ZFIN ID: ZDB-PUB-161008-3
Oligodendrocyte Development in the Absence of Their Target Axons In Vivo
Almeida, R., Lyons, D.
Date: 2016
Source: PLoS One   11: e0164432 (Journal)
Registered Authors: Almeida, Rafael, Lyons, David A.
Keywords: Axons, Spinal cord, Larvae, Zebrafish, Neuronal differentiation, Cell death, Central nervous system, Myelin sheath
MeSH Terms:
  • Animals
  • Animals, Genetically Modified/metabolism
  • Animals, Genetically Modified/physiology
  • Axons/metabolism
  • Axons/physiology*
  • Carrier Proteins/metabolism
  • Cell Differentiation/physiology
  • Cell Lineage/physiology*
  • Cell Proliferation/physiology
  • Central Nervous System/metabolism
  • Central Nervous System/physiology
  • Gene Expression Regulation, Developmental/physiology
  • Myelin Basic Protein/metabolism
  • Myelin Sheath/metabolism
  • Myelin Sheath/physiology*
  • Nerve Tissue Proteins/metabolism
  • Neurogenesis/physiology
  • Oligodendroglia/metabolism
  • Oligodendroglia/physiology*
  • Spinal Cord/metabolism
  • Spinal Cord/physiology
  • Zebrafish
PubMed: 27716830 Full text @ PLoS One
Oligodendrocytes form myelin around axons of the central nervous system, enabling saltatory conduction. Recent work has established that axons can regulate certain aspects of oligodendrocyte development and myelination, yet remarkably oligodendrocytes in culture retain the ability to differentiate in the absence of axons and elaborate myelin sheaths around synthetic axon-like substrates.

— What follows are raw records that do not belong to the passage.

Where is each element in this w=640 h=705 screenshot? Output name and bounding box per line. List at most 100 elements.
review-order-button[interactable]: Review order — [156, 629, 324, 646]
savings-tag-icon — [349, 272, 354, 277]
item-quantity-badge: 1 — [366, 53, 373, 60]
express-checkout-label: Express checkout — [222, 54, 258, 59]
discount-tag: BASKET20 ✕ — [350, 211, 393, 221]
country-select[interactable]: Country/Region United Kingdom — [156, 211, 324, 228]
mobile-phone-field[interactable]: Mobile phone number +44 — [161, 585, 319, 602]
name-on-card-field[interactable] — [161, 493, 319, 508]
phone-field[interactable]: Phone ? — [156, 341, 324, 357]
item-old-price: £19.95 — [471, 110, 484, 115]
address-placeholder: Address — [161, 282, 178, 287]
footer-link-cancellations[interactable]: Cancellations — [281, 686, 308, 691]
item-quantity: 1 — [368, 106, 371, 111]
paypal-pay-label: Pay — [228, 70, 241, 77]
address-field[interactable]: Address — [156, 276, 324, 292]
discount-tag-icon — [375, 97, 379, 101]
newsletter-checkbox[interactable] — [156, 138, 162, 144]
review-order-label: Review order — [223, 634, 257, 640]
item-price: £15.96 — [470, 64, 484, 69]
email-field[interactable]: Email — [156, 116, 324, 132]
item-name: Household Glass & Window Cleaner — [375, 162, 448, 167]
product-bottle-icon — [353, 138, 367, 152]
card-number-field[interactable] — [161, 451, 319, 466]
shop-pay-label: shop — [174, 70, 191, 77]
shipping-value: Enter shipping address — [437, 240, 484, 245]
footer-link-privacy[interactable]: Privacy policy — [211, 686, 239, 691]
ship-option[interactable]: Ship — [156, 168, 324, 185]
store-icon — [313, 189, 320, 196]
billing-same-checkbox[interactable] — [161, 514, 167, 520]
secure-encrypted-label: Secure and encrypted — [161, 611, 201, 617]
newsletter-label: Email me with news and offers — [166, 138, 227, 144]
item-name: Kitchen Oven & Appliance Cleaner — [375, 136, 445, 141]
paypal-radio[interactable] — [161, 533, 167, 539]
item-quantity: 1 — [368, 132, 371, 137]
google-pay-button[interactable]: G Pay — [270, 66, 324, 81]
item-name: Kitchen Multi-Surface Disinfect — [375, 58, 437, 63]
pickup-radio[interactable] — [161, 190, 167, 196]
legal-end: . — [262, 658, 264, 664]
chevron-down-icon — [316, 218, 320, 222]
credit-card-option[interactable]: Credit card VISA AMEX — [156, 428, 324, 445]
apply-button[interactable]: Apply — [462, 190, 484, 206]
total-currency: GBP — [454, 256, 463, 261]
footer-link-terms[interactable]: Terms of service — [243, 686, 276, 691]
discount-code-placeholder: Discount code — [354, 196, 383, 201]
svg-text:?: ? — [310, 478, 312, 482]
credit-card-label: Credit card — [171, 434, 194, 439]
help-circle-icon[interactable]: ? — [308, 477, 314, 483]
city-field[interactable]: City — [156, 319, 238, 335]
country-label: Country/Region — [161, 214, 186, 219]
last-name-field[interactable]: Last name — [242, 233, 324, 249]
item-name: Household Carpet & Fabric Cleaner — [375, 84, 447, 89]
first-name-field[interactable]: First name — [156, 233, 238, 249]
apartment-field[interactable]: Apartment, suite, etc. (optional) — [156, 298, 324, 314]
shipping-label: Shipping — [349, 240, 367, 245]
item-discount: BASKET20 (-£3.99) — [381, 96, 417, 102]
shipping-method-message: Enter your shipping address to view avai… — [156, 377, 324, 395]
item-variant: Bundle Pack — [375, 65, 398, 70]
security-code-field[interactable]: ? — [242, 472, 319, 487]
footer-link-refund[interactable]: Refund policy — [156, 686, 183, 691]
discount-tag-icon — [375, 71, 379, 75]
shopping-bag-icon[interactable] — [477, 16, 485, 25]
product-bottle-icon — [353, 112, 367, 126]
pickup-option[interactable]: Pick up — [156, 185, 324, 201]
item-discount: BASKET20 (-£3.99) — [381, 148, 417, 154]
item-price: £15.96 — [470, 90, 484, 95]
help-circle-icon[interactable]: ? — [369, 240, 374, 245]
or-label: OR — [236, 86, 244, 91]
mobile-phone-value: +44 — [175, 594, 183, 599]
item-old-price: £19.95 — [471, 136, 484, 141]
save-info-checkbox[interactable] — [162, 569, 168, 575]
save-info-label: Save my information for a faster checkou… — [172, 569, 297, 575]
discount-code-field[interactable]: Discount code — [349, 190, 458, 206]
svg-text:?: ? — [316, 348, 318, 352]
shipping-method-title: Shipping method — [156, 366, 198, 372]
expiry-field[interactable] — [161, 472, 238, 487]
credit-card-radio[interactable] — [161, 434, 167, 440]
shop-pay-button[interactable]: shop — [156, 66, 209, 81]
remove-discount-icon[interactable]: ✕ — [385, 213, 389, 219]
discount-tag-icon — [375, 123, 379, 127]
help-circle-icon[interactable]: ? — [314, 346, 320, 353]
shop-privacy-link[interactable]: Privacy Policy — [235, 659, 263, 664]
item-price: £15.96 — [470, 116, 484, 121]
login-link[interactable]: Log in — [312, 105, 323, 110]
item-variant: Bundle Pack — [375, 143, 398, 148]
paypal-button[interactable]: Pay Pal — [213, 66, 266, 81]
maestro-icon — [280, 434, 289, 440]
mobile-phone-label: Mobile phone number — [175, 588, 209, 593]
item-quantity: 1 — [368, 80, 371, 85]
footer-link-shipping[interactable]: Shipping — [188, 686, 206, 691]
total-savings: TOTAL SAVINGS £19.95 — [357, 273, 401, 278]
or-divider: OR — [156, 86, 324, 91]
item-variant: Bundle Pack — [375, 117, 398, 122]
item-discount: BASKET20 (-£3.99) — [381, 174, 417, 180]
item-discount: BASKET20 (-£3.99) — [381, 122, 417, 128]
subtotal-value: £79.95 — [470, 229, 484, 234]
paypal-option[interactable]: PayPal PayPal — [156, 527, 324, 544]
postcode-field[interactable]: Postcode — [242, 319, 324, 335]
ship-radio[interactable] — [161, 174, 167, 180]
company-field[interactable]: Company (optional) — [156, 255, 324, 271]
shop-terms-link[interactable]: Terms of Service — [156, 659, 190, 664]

It remains unclear the extent to which the life-course of oligodendrocytes requires the presence of, or signals derived from axons in vivo. In particular, it is unclear whether the specific axons fated for myelination regulate the oligodendrocyte population in a living organism, and if so, which precise steps of oligodendrocyte-cell lineage progression are regulated by target axons. Here, we use live-imaging of zebrafish larvae carrying transgenic reporters that label oligodendrocyte-lineage cells to investigate which aspects of oligodendrocyte development, from specification to differentiation, are affected when we manipulate the target axonal environment. To drastically reduce the number of axons targeted for myelination, we use a previously identified kinesin-binding protein (kbp) mutant, in which the first myelinated axons in the spinal cord, reticulospinal axons, do not fully grow in length, creating a region in the posterior spinal cord where most initial targets for myelination are absent. We find that a 73% reduction of reticulospinal axon surface in the posterior spinal cord of kbp mutants results in a 27% reduction in the number of oligodendrocytes. By time-lapse analysis of transgenic OPC reporters, we find that the reduction in oligodendrocyte number is explained by a reduction in OPC proliferation and survival. Interestingly, OPC specification and migration are unaltered in the near absence of normal axonal targets. Finally, we find that timely differentiation of OPCs into oligodendrocytes does not depend at all on the presence of target axons. Together, our data illustrate the power of zebrafish for studying the entire life-course of the oligodendrocyte lineage in vivo in an altered axonal environment.